New Territory

Mike turns 49 in December.  I think we may have crossed a threshold with mailing lists.  Well, not we (yet), but Mike has definitely crossed the line.  Consider the best piece of junk mail we received today:

Most of our junk mail these days comes from colleges.  I just opened it because  I was bored – I didn’t really look at it.  “Plan  to Live” indeed.















That’s right.  We’re invited (along with two of our closest friends) to eat a free meal and plan Mike’s funeral.  I know the economy is bad, but honestly? They’re hitting on the soon-to-be-49 crowd?  This was a seriously expensive mass mailing.  The longer it sat on the kitchen counter, the funnier it seemed to me, Andy, Ian and Tim.  Poor, Mike.  By the time he came home we were just dying to see his reaction.


Being old, like Mike, he couldn’t see what he was looking at initially without his glasses.  He asked just holding the envelope “Who’s getting married?”  “Did someone have a baby?”  and then he put his glasses on.  His reaction was the same as mine when I first saw the thing.  Shock. Awe. Horror. And . . . then, because he’s the man I love, he laughed and laughed and laughed.  Yes . . . we’re going to die.  Yes . .  . we get few dinners out on our own.  Yes . . . better to eat Mac and Cheese at home than this.  

Free tickets if anyone can use them.  


I cannot even imagine what our future “old people” mail holds.  Rest assured, I’ll let you know.  

3 thoughts on “New Territory

  1. Pass it on to your parents.

    I love knowing that my parents have their entire funeral planned, payed for and even take out their obituaries and update them every year or so. We won't have to write them when we are sad, won't have to decide if they would want a rosary (we are Catholic and they don't), don't have to pick out a casket, etc. We can just grieve.

    We will probably do the same thing but I don't know at 49. Probably in our 50s we will look into it. We have to assume we are going to live long and prosper because we have a 6 year old to get through college. We can't die on him.

  2. Whoa, we've not gotten one of those, and we've passed the threshold. Now I'm hurt — where did our tickets go?

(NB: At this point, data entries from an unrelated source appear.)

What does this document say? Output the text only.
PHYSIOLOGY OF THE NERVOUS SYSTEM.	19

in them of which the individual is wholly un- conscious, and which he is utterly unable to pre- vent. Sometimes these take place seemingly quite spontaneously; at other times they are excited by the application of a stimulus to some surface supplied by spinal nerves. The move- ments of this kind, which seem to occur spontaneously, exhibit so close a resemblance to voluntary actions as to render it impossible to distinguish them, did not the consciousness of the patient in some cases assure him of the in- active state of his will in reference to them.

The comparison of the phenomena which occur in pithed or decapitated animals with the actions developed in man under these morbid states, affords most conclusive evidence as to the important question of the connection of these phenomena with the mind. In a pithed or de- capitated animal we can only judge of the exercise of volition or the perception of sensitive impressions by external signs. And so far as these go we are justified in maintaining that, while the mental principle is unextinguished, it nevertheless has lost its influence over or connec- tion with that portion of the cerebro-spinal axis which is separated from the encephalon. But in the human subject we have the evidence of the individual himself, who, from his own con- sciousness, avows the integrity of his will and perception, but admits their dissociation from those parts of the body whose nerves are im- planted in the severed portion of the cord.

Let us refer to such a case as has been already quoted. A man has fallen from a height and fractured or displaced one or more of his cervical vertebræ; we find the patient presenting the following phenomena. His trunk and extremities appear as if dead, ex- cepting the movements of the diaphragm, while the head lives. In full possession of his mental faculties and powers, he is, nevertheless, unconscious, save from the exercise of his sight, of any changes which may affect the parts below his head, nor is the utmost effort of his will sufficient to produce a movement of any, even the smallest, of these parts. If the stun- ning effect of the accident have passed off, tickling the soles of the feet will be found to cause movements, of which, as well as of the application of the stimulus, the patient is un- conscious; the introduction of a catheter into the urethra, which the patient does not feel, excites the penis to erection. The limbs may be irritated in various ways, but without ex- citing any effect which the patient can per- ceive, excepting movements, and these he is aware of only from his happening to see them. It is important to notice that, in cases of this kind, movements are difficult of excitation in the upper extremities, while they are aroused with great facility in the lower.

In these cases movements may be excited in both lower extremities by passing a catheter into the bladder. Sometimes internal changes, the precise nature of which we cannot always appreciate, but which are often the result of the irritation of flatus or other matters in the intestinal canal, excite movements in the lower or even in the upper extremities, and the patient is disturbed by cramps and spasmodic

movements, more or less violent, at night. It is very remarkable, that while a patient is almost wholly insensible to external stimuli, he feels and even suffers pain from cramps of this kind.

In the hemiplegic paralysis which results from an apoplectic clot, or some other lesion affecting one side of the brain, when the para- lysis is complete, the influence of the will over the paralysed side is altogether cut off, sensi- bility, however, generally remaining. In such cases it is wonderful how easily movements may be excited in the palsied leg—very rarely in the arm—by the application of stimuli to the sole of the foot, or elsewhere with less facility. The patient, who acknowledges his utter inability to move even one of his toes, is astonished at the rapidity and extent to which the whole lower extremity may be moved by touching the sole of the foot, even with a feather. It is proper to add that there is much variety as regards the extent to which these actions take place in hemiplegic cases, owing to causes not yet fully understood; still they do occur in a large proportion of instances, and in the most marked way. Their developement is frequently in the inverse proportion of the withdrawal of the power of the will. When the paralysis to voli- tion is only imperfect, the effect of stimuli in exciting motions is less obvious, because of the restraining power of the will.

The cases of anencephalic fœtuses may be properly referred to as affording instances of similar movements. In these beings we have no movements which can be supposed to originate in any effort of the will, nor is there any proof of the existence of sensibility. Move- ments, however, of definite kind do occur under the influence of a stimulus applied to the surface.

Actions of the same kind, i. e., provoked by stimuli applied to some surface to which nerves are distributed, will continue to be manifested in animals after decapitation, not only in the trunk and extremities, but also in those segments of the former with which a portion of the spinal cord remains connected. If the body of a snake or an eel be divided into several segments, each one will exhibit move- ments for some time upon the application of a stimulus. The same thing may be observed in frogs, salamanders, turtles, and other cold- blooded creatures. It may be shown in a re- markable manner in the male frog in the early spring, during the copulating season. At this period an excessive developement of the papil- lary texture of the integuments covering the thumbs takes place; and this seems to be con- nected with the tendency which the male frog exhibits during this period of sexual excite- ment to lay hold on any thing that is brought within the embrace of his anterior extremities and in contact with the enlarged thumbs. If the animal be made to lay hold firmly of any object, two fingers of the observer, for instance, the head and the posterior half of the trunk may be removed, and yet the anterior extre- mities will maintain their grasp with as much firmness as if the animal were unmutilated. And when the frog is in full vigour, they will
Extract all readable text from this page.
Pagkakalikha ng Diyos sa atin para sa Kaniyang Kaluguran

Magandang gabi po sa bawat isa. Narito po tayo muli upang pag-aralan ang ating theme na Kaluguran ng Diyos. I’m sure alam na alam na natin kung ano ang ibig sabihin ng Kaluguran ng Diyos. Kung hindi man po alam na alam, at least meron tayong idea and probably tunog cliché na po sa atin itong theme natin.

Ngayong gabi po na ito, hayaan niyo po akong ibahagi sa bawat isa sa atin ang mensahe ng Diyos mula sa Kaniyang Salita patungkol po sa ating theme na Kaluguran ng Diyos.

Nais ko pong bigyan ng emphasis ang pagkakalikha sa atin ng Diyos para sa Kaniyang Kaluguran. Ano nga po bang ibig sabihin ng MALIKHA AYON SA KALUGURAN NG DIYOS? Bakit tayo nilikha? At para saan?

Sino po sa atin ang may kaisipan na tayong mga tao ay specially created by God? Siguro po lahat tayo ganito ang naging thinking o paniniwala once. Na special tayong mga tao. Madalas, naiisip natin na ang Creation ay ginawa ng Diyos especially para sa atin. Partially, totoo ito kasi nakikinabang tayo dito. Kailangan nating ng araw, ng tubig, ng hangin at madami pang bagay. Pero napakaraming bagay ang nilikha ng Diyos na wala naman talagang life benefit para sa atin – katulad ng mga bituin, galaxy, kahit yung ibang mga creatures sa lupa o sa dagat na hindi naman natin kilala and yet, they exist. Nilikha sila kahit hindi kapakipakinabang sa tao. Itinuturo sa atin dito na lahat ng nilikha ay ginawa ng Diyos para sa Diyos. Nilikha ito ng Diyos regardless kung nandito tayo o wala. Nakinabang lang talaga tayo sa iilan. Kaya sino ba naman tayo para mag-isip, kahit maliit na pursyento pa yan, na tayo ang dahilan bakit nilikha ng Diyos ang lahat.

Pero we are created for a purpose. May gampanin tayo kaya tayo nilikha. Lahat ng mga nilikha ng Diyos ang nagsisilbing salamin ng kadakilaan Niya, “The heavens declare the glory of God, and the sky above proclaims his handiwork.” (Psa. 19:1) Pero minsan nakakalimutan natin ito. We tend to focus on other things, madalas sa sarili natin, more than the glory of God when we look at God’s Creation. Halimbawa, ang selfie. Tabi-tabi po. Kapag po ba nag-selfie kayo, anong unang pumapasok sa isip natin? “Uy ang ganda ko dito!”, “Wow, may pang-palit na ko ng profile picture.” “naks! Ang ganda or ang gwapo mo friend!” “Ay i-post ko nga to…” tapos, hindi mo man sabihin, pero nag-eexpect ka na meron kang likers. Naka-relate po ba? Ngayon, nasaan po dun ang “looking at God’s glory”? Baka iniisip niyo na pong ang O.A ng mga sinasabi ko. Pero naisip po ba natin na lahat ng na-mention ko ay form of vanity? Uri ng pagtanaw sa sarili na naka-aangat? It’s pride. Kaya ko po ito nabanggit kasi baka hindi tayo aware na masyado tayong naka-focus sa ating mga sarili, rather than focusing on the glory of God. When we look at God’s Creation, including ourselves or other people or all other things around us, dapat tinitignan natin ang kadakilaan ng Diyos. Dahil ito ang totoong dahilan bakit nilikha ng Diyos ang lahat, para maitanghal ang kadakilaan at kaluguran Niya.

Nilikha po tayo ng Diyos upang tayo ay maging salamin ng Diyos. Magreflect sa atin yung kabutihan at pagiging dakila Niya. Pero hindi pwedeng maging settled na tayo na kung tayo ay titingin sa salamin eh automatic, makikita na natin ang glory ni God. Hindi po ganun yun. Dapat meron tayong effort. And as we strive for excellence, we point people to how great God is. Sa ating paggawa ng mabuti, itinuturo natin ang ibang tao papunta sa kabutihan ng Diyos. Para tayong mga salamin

    Not that it would matter — RIck seems to think being stuffed in a plastic bag and dumped in the woods is about as fancy as these things should get. I've tried to point out the flaws of the plan — the plastic not being biodegradable, so after the wild animals rip it open it's going to hang around the woods for years — but it's taking awhile to work the kinks out and come up with a viable plan. Overall, probably not ready to start discussing our thoughts with professional funeral planners.